To reduce the risk of experiencing any side effects, make sure to only use high quality products with non-detectable THC. Additionally, always use dosage that is appropriate for your needs and under the FSA’s recommended maximum daily dose of 70mg.
CBD should never be used by pregnant or breastfeeding women.
CBD might interact with other medications and for this reason, and many others, you should always speak to your GP before using it.
- There are many different types of CBD products, with CBD isolate and CBD distillates being just two of them.
- Both CBD distillate and isolate can be extracted from hemp. However, the process is highly technical and requires many steps.
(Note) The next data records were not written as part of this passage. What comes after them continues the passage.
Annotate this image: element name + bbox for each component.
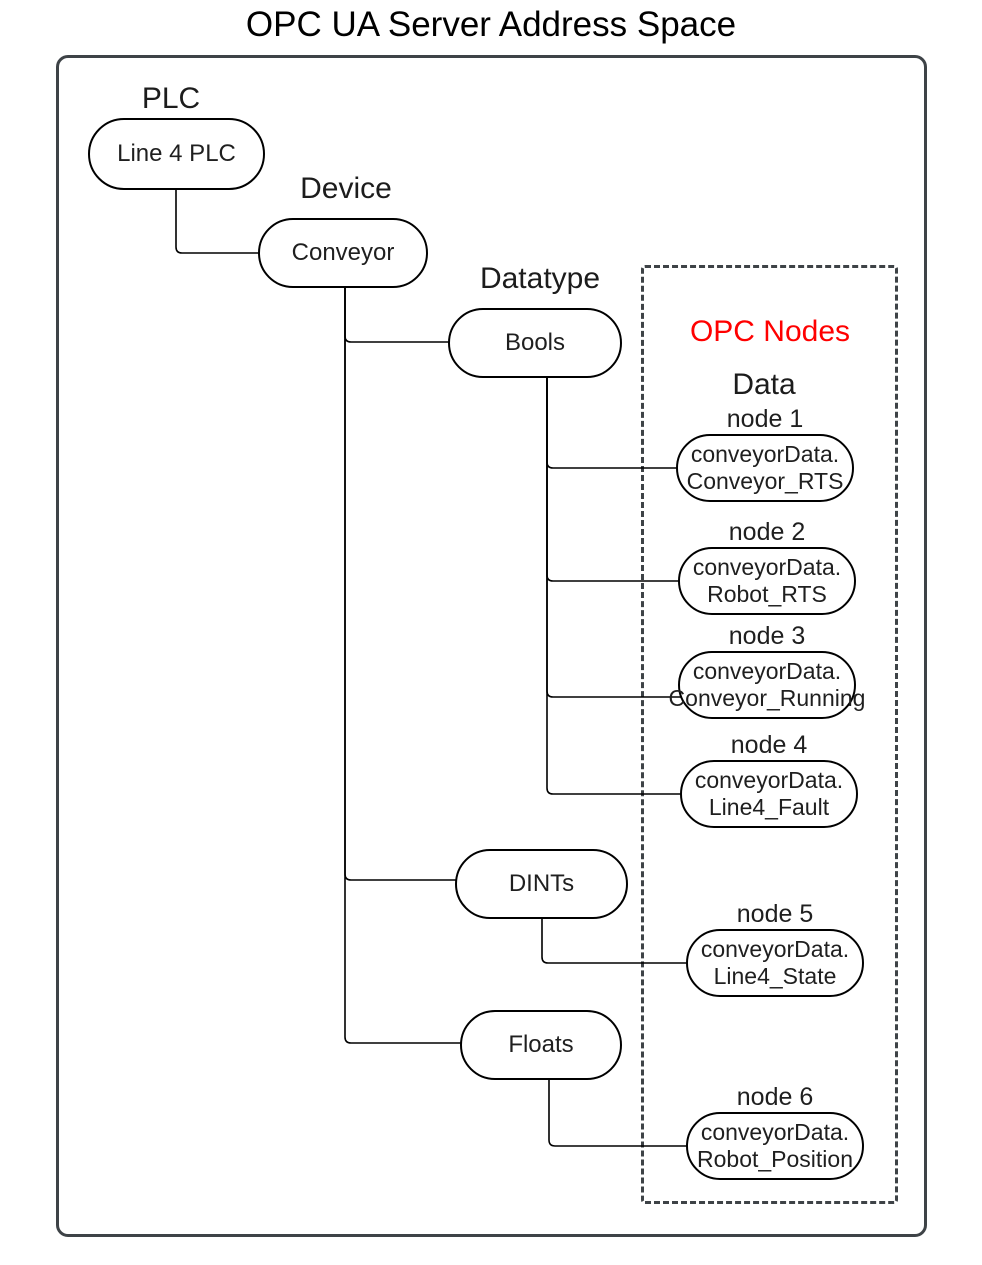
opc-node-3-text-line2: Conveyor_Running — [668, 685, 866, 711]
opc-node-5-label: node 5 — [736, 900, 814, 928]
opc-node-4-text-line1: conveyorData. — [694, 767, 844, 793]
opc-node-6-pill — [686, 1112, 864, 1180]
opc-node-5-text-line2: Line4_State — [713, 963, 837, 989]
opc-node-3-label: node 3 — [728, 622, 806, 650]
opc-nodes-heading: OPC Nodes — [689, 315, 851, 348]
opc-node-2-label: node 2 — [728, 518, 806, 546]
opc-node-group-2 — [678, 518, 856, 615]
datatype-dints-pill: DINTs — [455, 849, 628, 919]
opc-node-6-label: node 6 — [736, 1083, 814, 1111]
opc-node-4-pill — [680, 760, 858, 828]
device-category-label: Device — [300, 172, 392, 205]
datatype-floats-pill: Floats — [460, 1010, 622, 1080]
opc-node-group-5 — [686, 900, 864, 997]
opc-node-2-text-line1: conveyorData. — [692, 554, 842, 580]
opc-node-group-6 — [686, 1083, 864, 1180]
opc-node-4-label: node 4 — [730, 731, 808, 759]
opc-node-5-text-line1: conveyorData. — [700, 936, 850, 962]
opc-node-6-text-line1: conveyorData. — [700, 1119, 850, 1145]
opc-node-1-label: node 1 — [726, 405, 804, 433]
plc-category-label: PLC — [141, 82, 201, 115]
opc-node-1-text-line1: conveyorData. — [690, 441, 840, 467]
datatype-category-label: Datatype — [479, 262, 601, 295]
datatype-bools-pill: Bools — [448, 308, 622, 378]
opc-node-5-pill — [686, 929, 864, 997]
opc-node-2-text-line2: Robot_RTS — [707, 581, 827, 607]
opc-node-6-text-line2: Robot_Position — [697, 1146, 853, 1172]
opc-node-3-text-line1: conveyorData. — [692, 658, 842, 684]
opc-node-3-pill — [668, 651, 866, 719]
opc-node-4-text-line2: Line4_Fault — [708, 794, 830, 820]
diagram-title: OPC UA Server Address Space — [245, 5, 737, 44]
plc-node-pill: Line 4 PLC — [88, 118, 265, 190]
opc-node-1-pill — [676, 434, 854, 502]
opc-node-2-pill — [678, 547, 856, 615]
opc-node-group-3 — [668, 622, 866, 719]
opc-node-group-1 — [676, 405, 854, 502]
data-subheading: Data — [732, 368, 796, 401]
opc-node-1-text-line2: Conveyor_RTS — [686, 468, 844, 494]
opc-node-group-4 — [680, 731, 858, 828]
device-node-pill: Conveyor — [258, 218, 428, 288]
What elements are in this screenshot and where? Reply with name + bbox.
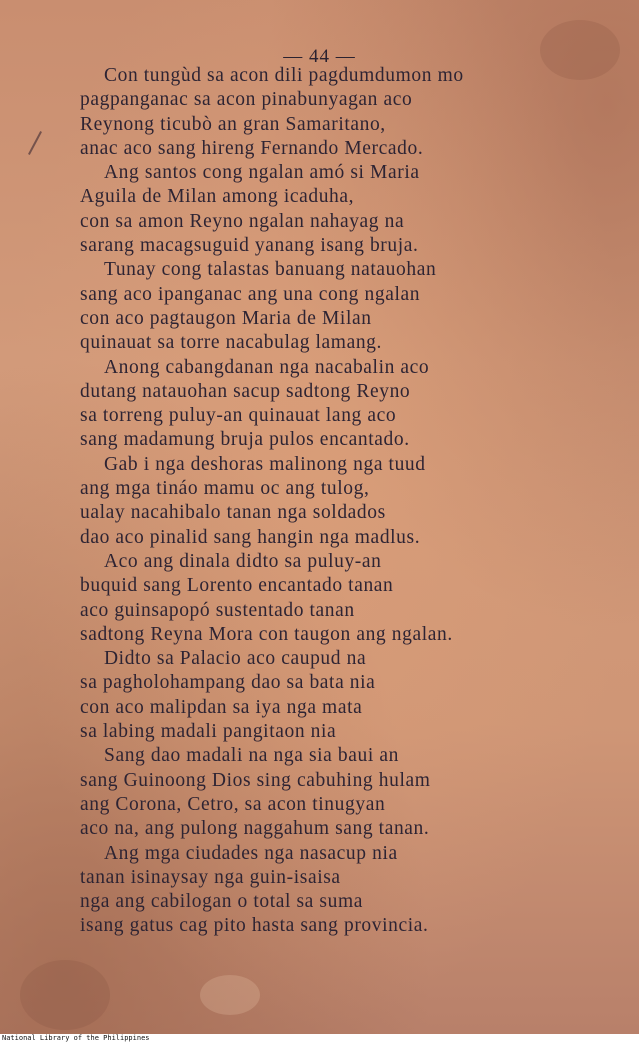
- text-line: ualay nacahibalo tanan nga soldados: [80, 502, 386, 524]
- text-line: con sa amon Reyno ngalan nahayag na: [80, 210, 405, 232]
- text-line: pagpanganac sa acon pinabunyagan aco: [80, 89, 413, 111]
- text-line: Sang dao madali na nga sia baui an: [104, 745, 399, 767]
- text-line: sa torreng puluy-an quinauat lang aco: [80, 405, 397, 427]
- text-line: aco guinsapopó sustentado tanan: [80, 599, 355, 621]
- text-line: buquid sang Lorento encantado tanan: [80, 575, 394, 597]
- text-line: aco na, ang pulong naggahum sang tanan.: [80, 818, 430, 840]
- text-line: con aco pagtaugon Maria de Milan: [80, 307, 372, 329]
- text-line: tanan isinaysay nga guin-isaisa: [80, 866, 341, 888]
- text-line: Con tungùd sa acon dili pagdumdumon mo: [104, 65, 464, 86]
- text-line: ang mga tináo mamu oc ang tulog,: [80, 478, 370, 500]
- text-line: anac aco sang hireng Fernando Mercado.: [80, 137, 424, 159]
- paper-stain: [200, 975, 260, 1015]
- text-line: sang madamung bruja pulos encantado.: [80, 429, 410, 451]
- text-line: sang aco ipanganac ang una cong ngalan: [80, 283, 421, 305]
- text-line: Gab i nga deshoras malinong nga tuud: [104, 453, 426, 475]
- text-line: sang Guinoong Dios sing cabuhing hulam: [80, 769, 431, 791]
- text-line: dao aco pinalid sang hangin nga madlus.: [80, 526, 421, 548]
- margin-pencil-mark: [28, 131, 42, 155]
- text-line: Ang santos cong ngalan amó si Maria: [104, 162, 420, 184]
- paper-stain: [20, 960, 110, 1030]
- text-line: dutang natauohan sacup sadtong Reyno: [80, 380, 411, 402]
- text-line: sarang macagsuguid yanang isang bruja.: [80, 235, 419, 257]
- text-line: nga ang cabilogan o total sa suma: [80, 891, 363, 913]
- text-line: Didto sa Palacio aco caupud na: [104, 648, 367, 670]
- text-line: sadtong Reyna Mora con taugon ang ngalan.: [80, 623, 453, 645]
- library-credit: National Library of the Philippines: [2, 1034, 150, 1042]
- text-line: Anong cabangdanan nga nacabalin aco: [104, 356, 430, 378]
- text-line: isang gatus cag pito hasta sang provincia.: [80, 915, 429, 937]
- text-line: sa pagholohampang dao sa bata nia: [80, 672, 376, 694]
- poem-text: [80, 64, 580, 939]
- text-line: Reynong ticubò an gran Samaritano,: [80, 113, 386, 135]
- page-number: — 44 —: [283, 46, 356, 67]
- text-line: ang Corona, Cetro, sa acon tinugyan: [80, 793, 386, 815]
- text-line: con aco malipdan sa iya nga mata: [80, 696, 363, 718]
- text-line: Tunay cong talastas banuang natauohan: [104, 259, 437, 281]
- text-line: sa labing madali pangitaon nia: [80, 721, 337, 743]
- text-line: Aco ang dinala didto sa puluy-an: [104, 550, 382, 572]
- text-line: quinauat sa torre nacabulag lamang.: [80, 332, 383, 354]
- text-line: Aguila de Milan among icaduha,: [80, 186, 355, 208]
- text-line: Ang mga ciudades nga nasacup nia: [104, 842, 398, 864]
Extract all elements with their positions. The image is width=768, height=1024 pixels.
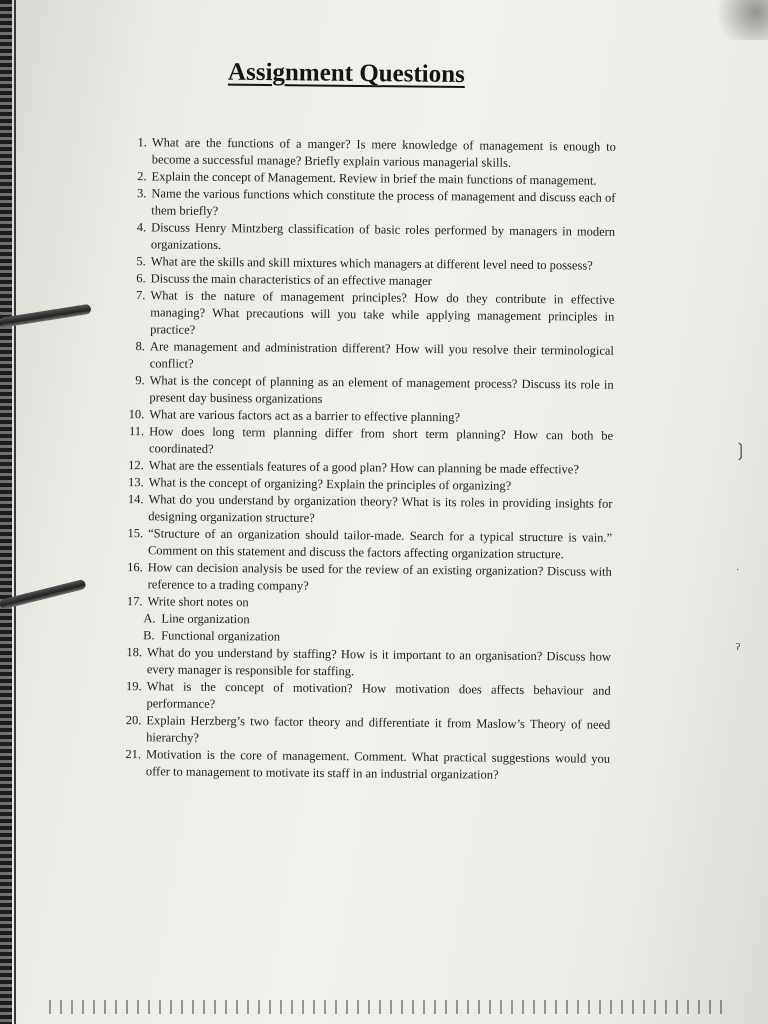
question-item [116, 287, 614, 343]
question-number: 12. [128, 458, 144, 473]
question-text: How does long term planning differ from short term planning? How can both be coordinated? [148, 424, 614, 456]
question-number: 16. [127, 560, 143, 575]
question-text: What is the concept of motivation? How motivation does affects behaviour and performance? [146, 679, 611, 711]
question-text: Explain the concept of Management. Review in brief the main functions of management. [151, 169, 597, 188]
scan-speck: ˀ [735, 640, 741, 659]
question-item [113, 644, 611, 683]
question-text: Discuss Henry Mintzberg classification of basic roles performed by managers in modern organizations. [150, 220, 616, 252]
question-item [114, 525, 612, 564]
subitem-text: Functional organization [161, 628, 281, 644]
question-text: Name the various functions which constitute the process of management and discuss each of them briefly? [151, 186, 616, 218]
question-number: 18. [126, 645, 143, 660]
binder-clip-lower [0, 579, 87, 610]
question-text: Motivation is the core of management. Comment. What practical suggestions would you offer to management to motivate its staff in an industrial organization? [145, 747, 611, 782]
question-list [112, 134, 616, 785]
scan-noise-corner [708, 0, 768, 40]
question-text: Are management and administration different? How will you resolve their terminological conflict? [149, 339, 615, 371]
question-item [115, 372, 613, 411]
question-text: What do you understand by organization theory? What is its roles in providing insights for designing organization structure? [148, 492, 613, 525]
question-item [116, 338, 614, 377]
question-number: 4. [136, 220, 147, 235]
question-item [114, 491, 612, 530]
question-text: What is the concept of planning as an element of management process? Discuss its role in present day business organizations [149, 373, 614, 406]
question-text: Discuss the main characteristics of an effective manager [150, 271, 432, 289]
question-text: What are the skills and skill mixtures which managers at different level need to possess? [150, 254, 593, 273]
question-number: 15. [127, 526, 144, 541]
binding-edge [14, 0, 16, 1024]
question-text: What are the functions of a manger? Is mere knowledge of management is enough to become a successful manage? Briefly explain various managerial skills. [151, 135, 616, 170]
question-number: 5. [136, 254, 146, 269]
scan-speck: · [736, 565, 740, 576]
scan-speck: ❳ [733, 440, 749, 461]
question-item [112, 746, 610, 785]
question-item [117, 185, 615, 224]
subitem-letter: A. [143, 611, 156, 626]
question-item [112, 678, 610, 717]
question-text: Explain Herzberg’s two factor theory and differentiate it from Maslow’s Theory of need hierarchy? [146, 713, 611, 745]
subitem-text: Line organization [161, 611, 250, 627]
question-text: “Structure of an organization should tailor-made. Search for a typical structure is vain.” Comment on this statement and discuss the factors affecting organization structure. [147, 526, 613, 562]
question-number: 7. [136, 288, 146, 303]
scan-noise-bottom-edge [40, 1000, 730, 1014]
question-number: 21. [125, 747, 142, 762]
question-text: What is the nature of management principles? How do they contribute in effective managing? What precautions will you take while applying management principles in practice? [150, 288, 615, 337]
question-item [118, 134, 616, 173]
subitem-list [113, 610, 611, 649]
question-number: 13. [127, 475, 144, 490]
question-text: What are the essentials features of a good plan? How can planning be made effective? [148, 458, 580, 477]
question-number: 3. [136, 186, 147, 201]
question-number: 11. [128, 424, 145, 439]
question-number: 10. [128, 407, 145, 422]
question-text: What do you understand by staffing? How is it important to an organisation? Discuss how every manager is responsible for staffing. [146, 645, 612, 679]
question-number: 9. [135, 373, 145, 388]
question-item [117, 219, 615, 258]
subitem-letter: B. [143, 628, 155, 643]
question-number: 19. [126, 679, 142, 694]
question-item [112, 712, 610, 751]
question-item [115, 423, 613, 462]
question-number: 8. [135, 339, 146, 354]
question-item [114, 559, 612, 598]
question-text: What is the concept of organizing? Explain the principles of organizing? [148, 475, 512, 493]
question-number: 14. [127, 492, 144, 507]
question-number: 6. [136, 271, 146, 286]
question-number: 17. [126, 594, 143, 609]
question-text: What are various factors act as a barrier to effective planning? [149, 407, 461, 425]
spiral-binding [0, 0, 12, 1024]
page-title: Assignment Questions [227, 58, 465, 89]
question-number: 1. [137, 135, 147, 150]
question-text: Write short notes on [147, 594, 249, 610]
question-text: How can decision analysis be used for the review of an existing organization? Discuss with reference to a trading company? [147, 560, 612, 593]
question-number: 2. [137, 169, 147, 184]
question-17-subitems [113, 610, 611, 649]
question-number: 20. [125, 713, 142, 728]
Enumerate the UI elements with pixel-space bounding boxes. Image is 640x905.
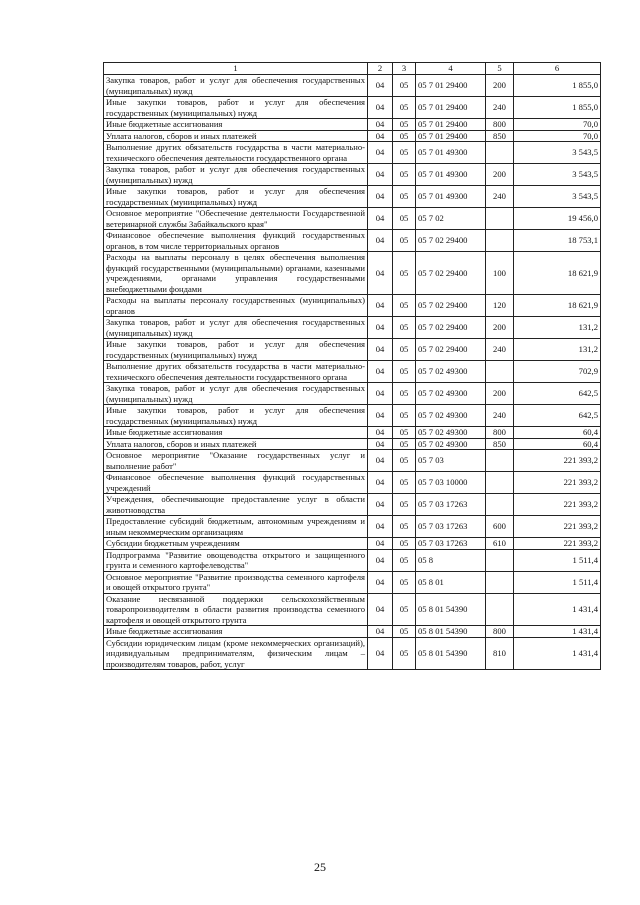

- CBD isolate is produced from CBD distillate.
- CBD isolate is CBD in its purest form. It does not contain any other cannabinoids, terpenes or other compounds found in hemp. The same can not be said about broad-spectrum and full-spectrum CBD, both of which include many other hemp-derived compounds.
- The main difference between broad-spectrum and full-spectrum CBD is that the former will not contain any detectable THC.
Disclaimer: There is currently insufficient evidence to support the use of CBD in the condition(s) mentioned above and this text by no means reflects recommended uses. Always seek the advice of your healthcare professional if you are taking prescribed medication or are thinking of using CBD for your condition.